El Poema de las Danzas, or The Poem about the Dance, is the title under which the famous Carmen Suite Ballet was transferred onto the screen in Russia. Here is the story of how the ballet had actually come about (from Video Artists International):
Maya Plisetskaya always dreamed of dancing the role of Carmen and had approached Shostakovich for a score. He demurred out of respect for Bizet’s celebrated opera. It was eventually Plisetskaya’s husband Rodion Shchedrin who agreed to provide the music after seeing some of the initial rehearsals with his wife and the choreographer Alberto Alonso. His Carmen Suite Ballet, based on Bizet, was a perfect complement to Alonso’s choreography and, in its theatricality, a showcase for Plisetskaya’s considerable dramatic gifts. Plisetskaya’s Don Jose is the brilliant dramatic dancer, Nicolai Fadeyechev. Sergei Radchenko dances the role of the Bullfighter. The Carmen Suite Ballet, one of the darkest settings of Mérimée’s tragic story, deeply symbolic and overtly sensual, premiered at the Bolshoi Ballet on April 20, 1967.
The film was made in 1969 and, according to IMDb.com, released in Argentina in 1970.
I have always been somewhat hesitant when it comes to speaking about the members of my family, particularly their accomplishments. I want to tell about these, and I want the world to know that we are related for no other reason that I feel happy and proud of them, as the members of the kin should. Yet I cannot temper my feelings, I am truly HAPPY for them, and for some time I was wary that this may come across as boasting. And because I have had plans for my own accomplishments, the last thing I wanted to do was to be a vain name-dropper.
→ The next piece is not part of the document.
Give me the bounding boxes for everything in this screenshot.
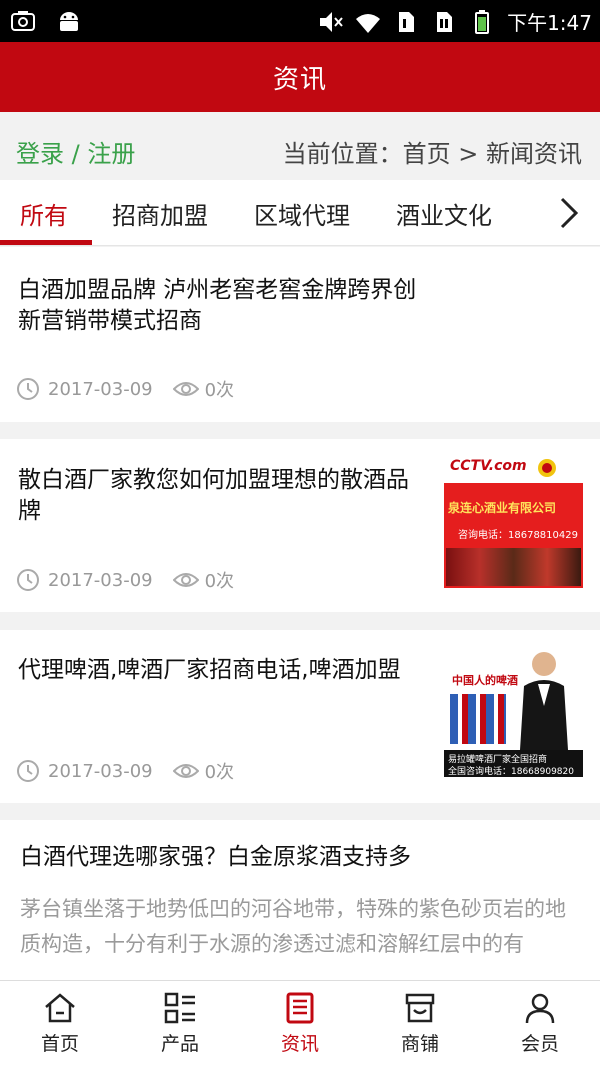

Nowadays enough accomplishments back me, so without further ado I can say that I have the honour to be the niece of the director who made El Poema de las Danzas. Vadim Derbenyov (this link will take you to his filmography in Russian; a slighly less complete list is at IMDb.com) is the nephew of my Grandma; I mentioned his father, a writer, previously. Vadim went on from being a cameraman to becoming a director who has left his mark on the Soviet cinema with adaptations of crime stories and the Western classics. A televised Carmen Suite, being based on a classical story by the French author, is one such example. Other examples include The Secret of Blackbirds (a version of A Pocket Full of Rye, an Agatha Christie story involving Ms. Marple), and The Woman in White by Wilkie Collins.
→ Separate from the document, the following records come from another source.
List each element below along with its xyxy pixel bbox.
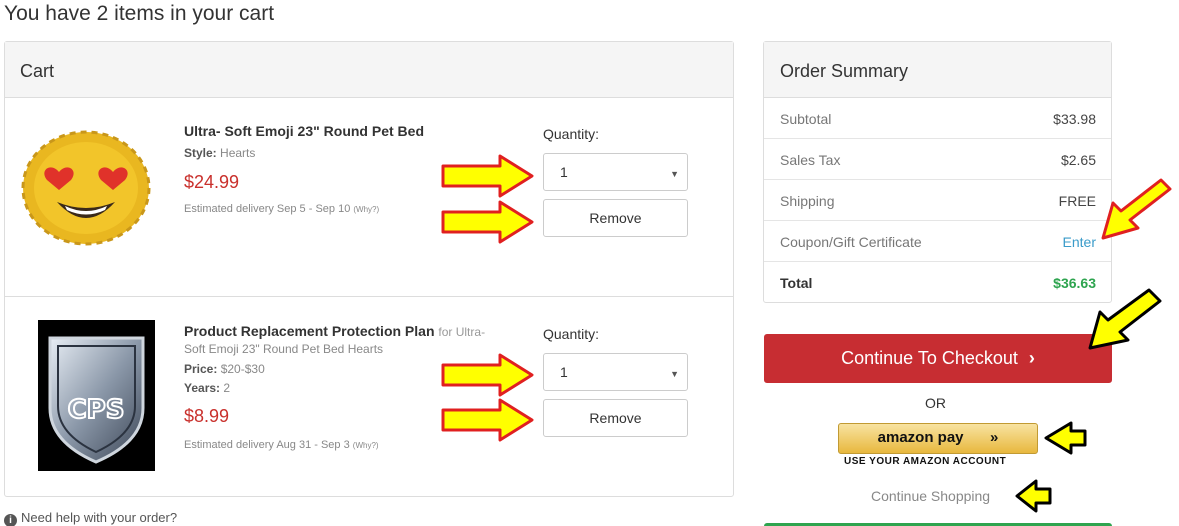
- arrow-down-left-icon: [1101, 178, 1172, 240]
- arrow-right-icon: [441, 200, 534, 244]
- arrow-right-icon: [441, 353, 534, 397]
- arrow-down-left-icon: [1088, 288, 1162, 350]
- arrow-right-icon: [441, 398, 534, 442]
- arrow-right-icon: [441, 154, 534, 198]
- arrow-left-icon: [1015, 479, 1052, 513]
- annotation-overlay: [441, 154, 1172, 513]
- arrow-left-icon: [1044, 421, 1087, 455]
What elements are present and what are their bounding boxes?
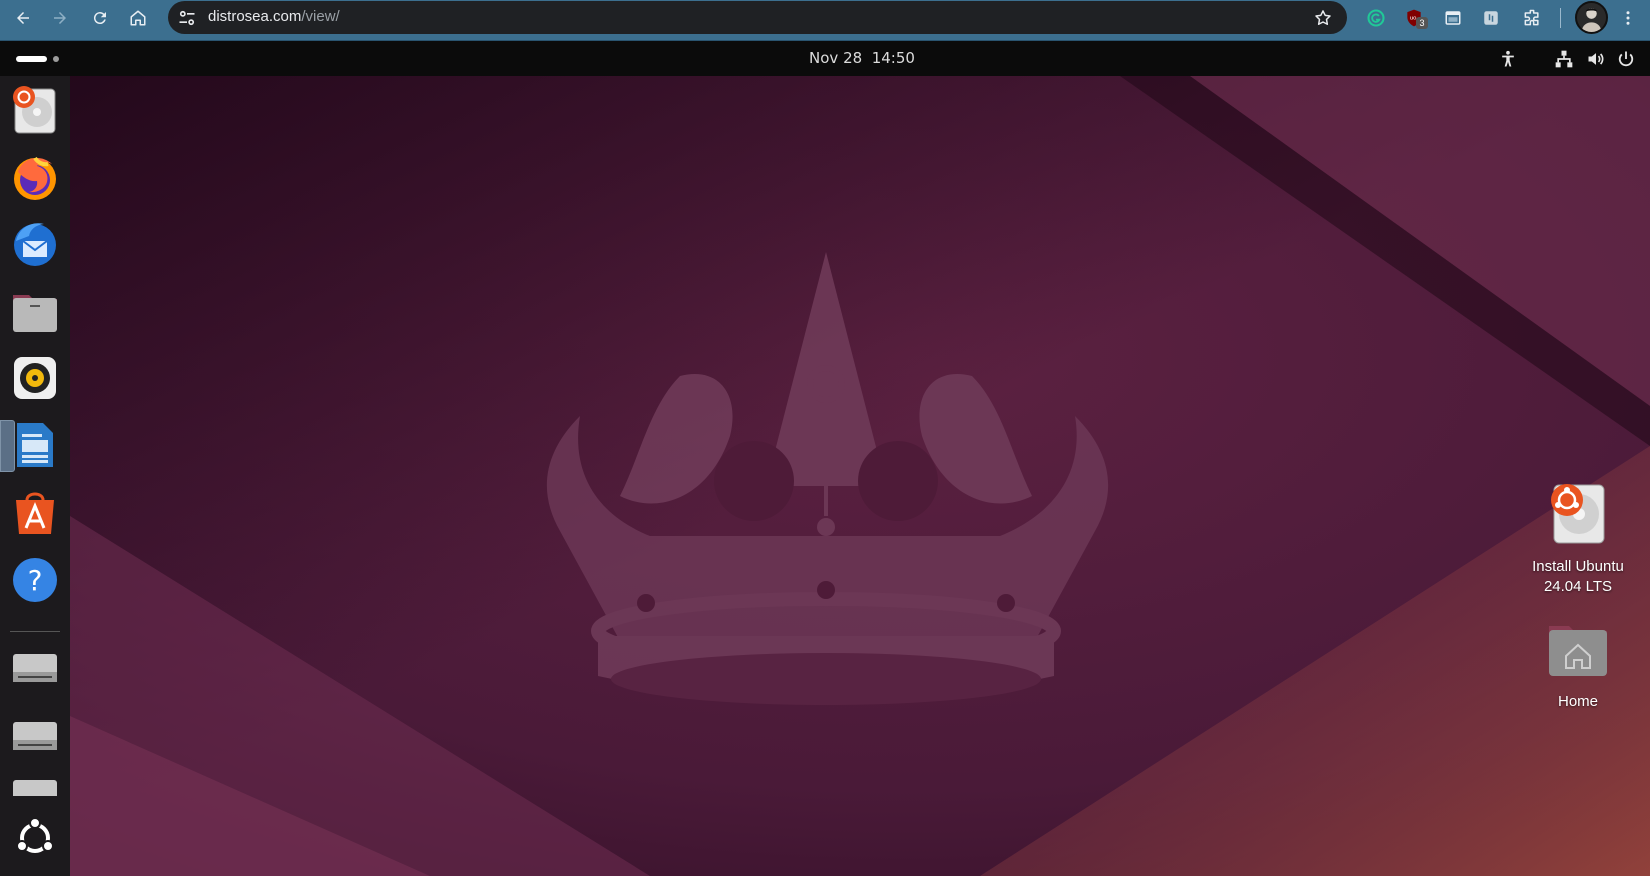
home-desktop-icon[interactable]: Home (1523, 616, 1633, 712)
grammarly-extension[interactable] (1364, 6, 1388, 30)
network-icon[interactable] (1554, 49, 1574, 69)
tab-extension[interactable] (1441, 6, 1465, 30)
home-label: Home (1557, 693, 1598, 710)
dock-help[interactable]: ? (10, 555, 60, 605)
profile-icon (1577, 3, 1606, 32)
url-host: distrosea.com (208, 8, 302, 25)
back-icon (17, 12, 29, 24)
noble-numbat-wallpaper (0, 76, 1650, 876)
rhythmbox-icon (14, 357, 56, 399)
dock-thunderbird[interactable] (10, 219, 60, 269)
dock-drive-1[interactable] (10, 642, 60, 692)
ubuntu-dock: ? (0, 76, 70, 876)
dock-libreoffice-writer[interactable] (10, 420, 60, 470)
clock[interactable]: Nov 28 14:50 (0, 41, 1650, 76)
grammarly-icon (1367, 9, 1385, 27)
drive-icon (13, 780, 57, 796)
firefox-icon (14, 156, 56, 200)
power-icon[interactable] (1616, 49, 1636, 69)
app-center-icon (16, 492, 54, 534)
dock-drive-2[interactable] (10, 710, 60, 760)
clock-date: Nov 28 (809, 49, 863, 67)
desktop[interactable]: Install Ubuntu 24.04 LTS Home (0, 76, 1650, 876)
ubuntu-installer-icon (1551, 484, 1605, 544)
dock-firefox[interactable] (10, 152, 60, 202)
dock-ubuntu-installer[interactable] (10, 85, 60, 135)
install-ubuntu-label: Install Ubuntu 24.04 LTS (1523, 557, 1633, 597)
accessibility-icon[interactable] (1498, 49, 1518, 69)
screenshot-icon (1484, 11, 1498, 25)
dock-show-apps[interactable] (10, 813, 60, 863)
reload-icon (93, 12, 106, 25)
toolbar-divider (1560, 8, 1561, 28)
back-button[interactable] (10, 5, 36, 31)
address-bar[interactable]: distrosea.com/view/ (168, 1, 1347, 34)
ubuntu-installer-icon (13, 86, 56, 134)
site-info-icon[interactable] (177, 8, 197, 28)
install-ubuntu-label-line1: Install Ubuntu (1532, 558, 1624, 575)
bookmark-star-icon[interactable] (1313, 8, 1333, 28)
dock-separator (10, 631, 60, 632)
extensions-icon (1524, 9, 1539, 26)
dock-drag-handle[interactable] (0, 420, 15, 472)
ublock-badge: 3 (1416, 17, 1428, 29)
menu-icon (1626, 11, 1630, 25)
drive-icon (13, 654, 57, 682)
profile-avatar[interactable] (1575, 1, 1608, 34)
home-button[interactable] (125, 5, 151, 31)
dock-app-center[interactable] (10, 488, 60, 538)
home-folder-icon (1549, 626, 1607, 676)
tab-icon (1445, 11, 1461, 25)
help-icon: ? (13, 558, 57, 602)
dock-files[interactable] (10, 286, 60, 336)
top-panel: Nov 28 14:50 (0, 41, 1650, 76)
screenshot-extension[interactable] (1479, 6, 1503, 30)
reload-button[interactable] (87, 5, 113, 31)
forward-icon (54, 12, 66, 24)
files-icon (13, 295, 57, 332)
install-ubuntu-label-line2: 24.04 LTS (1543, 578, 1613, 595)
url-text[interactable]: distrosea.com/view/ (208, 8, 340, 25)
libreoffice-writer-icon (17, 423, 53, 467)
volume-icon[interactable] (1586, 49, 1606, 69)
drive-icon (13, 722, 57, 750)
clock-time: 14:50 (871, 49, 915, 67)
show-apps-icon (16, 817, 54, 853)
extensions-button[interactable] (1520, 6, 1544, 30)
url-path: /view/ (301, 8, 340, 25)
chrome-menu-button[interactable] (1615, 5, 1641, 31)
dock-rhythmbox[interactable] (10, 353, 60, 403)
install-ubuntu-desktop-icon[interactable]: Install Ubuntu 24.04 LTS (1523, 481, 1633, 597)
browser-toolbar: distrosea.com/view/ uo 3 (0, 0, 1650, 41)
home-icon (130, 10, 146, 26)
forward-button[interactable] (47, 5, 73, 31)
dock-drive-3[interactable] (10, 768, 60, 796)
svg-text:?: ? (28, 564, 43, 597)
thunderbird-icon (14, 223, 56, 266)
I realise now that Vadim Derbenyov is a kind of Russian Peter Sellars or Franco Zeffirelli, with the difference that he turned ballets, not operas, from stage to the screen. In addition to The Poem about the Dance, he also made Spartakus (a story about the Roman rebelious slave) and The Terrible Age (about the Russian tzar, Ivan the Terrible).
Now that I have come back to Moscow, such family connections feel so much more significant, while my interests and goals I pursue suddenly appear not so strange or coincidental… In any case, this is the beginning, and I am hoping to be able to introduce to you my large family fairly regularly.
And maybe I could it earlier, but to talk without showing anything is like bragging. Someone posted the entire El Poema de las Danzas on YouTube, which I include in this post. Our uncle told my mother that making the film wasn’t an easy job, not merely because of the difficulty of filming a ballet, but also because of Carmen herself. Plisetskaya was able to demonstrate her dramatic gift and outstanding dancing technique, but her aging meant that muscles occasionally went stiff, and filming then had to be stopped. Still, with El Poema de las Danzas we have a great example of bringing the ballet to screen, of using the light, as well as the camera movement, to articulate the dramatism of the story, the choreography, and the emotion of the music.